What was once confined to the ‘nice-to-have’ column on a budget is now a prerequisite. The proverbial ‘first name on the team sheet’, if you will! Such is the importance of getting the M&E right, external evaluators are being appointed and M&E is now integrated into most SDP projects at a programme’s design stage.

From experience, we know that M&E can be seen as daunting and complex. Allegedly, something that serves only as a distraction to ‘on-the-ground’ work and, frankly, only decipherable by those with a double-first in Rocket Science! That simply isn’t the case anymore. 

Awkward and inefficient spreadsheets have been superseded by technology that has embraced the user-friendly age, like Upshot.

When we talk about Monitoring and Evaluation in sport for development, and the wider third sector, we refer to it as the collection of information and data from projects and programmes, used to track results and provide accountability.
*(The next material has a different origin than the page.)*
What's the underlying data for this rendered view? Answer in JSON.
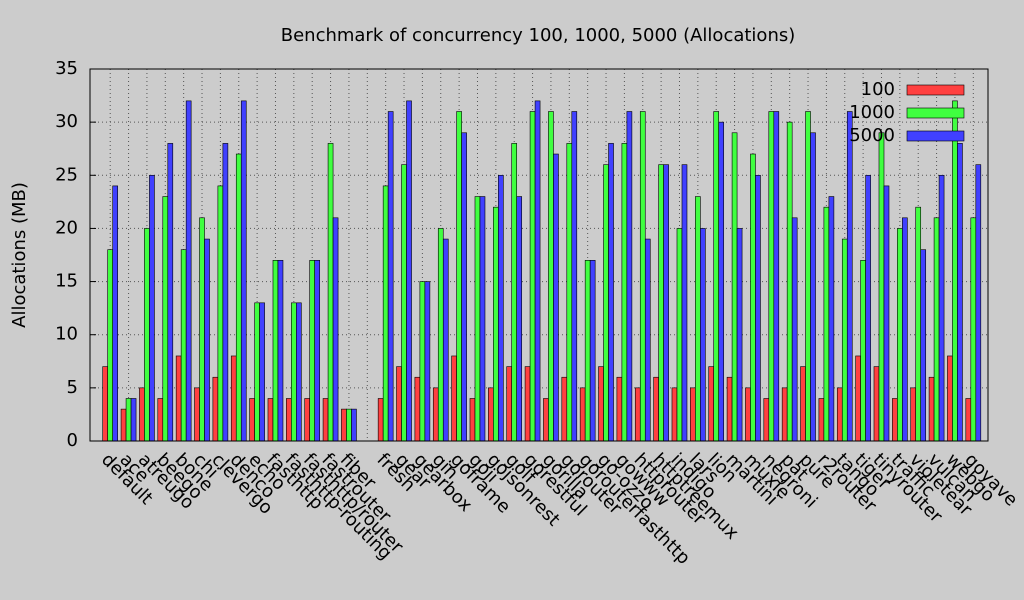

This, in effect, is monitoring. 

Evaluation then is analysing this data to assess the results, processes and contextual factors to inform future practice, decision making and policy. The part that often gets missed out is the Learning – with a capital L! 

This is where we use the information gathered through M&E to reflect on our experiences, celebrate successes and improve our objectives. It is this triumvirate – Monitoring, Evaluation, Learning, or MEL for short – that form the basis of measuring true impact for any organisation committed to driving social change, sport-focused or otherwise.

Globally, the M&E landscape is changing. Governments and public bodies are placing increasing emphasis on sport’s role to deliver against social outcomes. Funders issuing capacity building grants, for the likes of impact measurement, are becoming the norm. CSR and ‘corporate global citizenship’ programmes need to communicate impact (not just generosity!) to stakeholders, senior leadership, employees, customers and the community.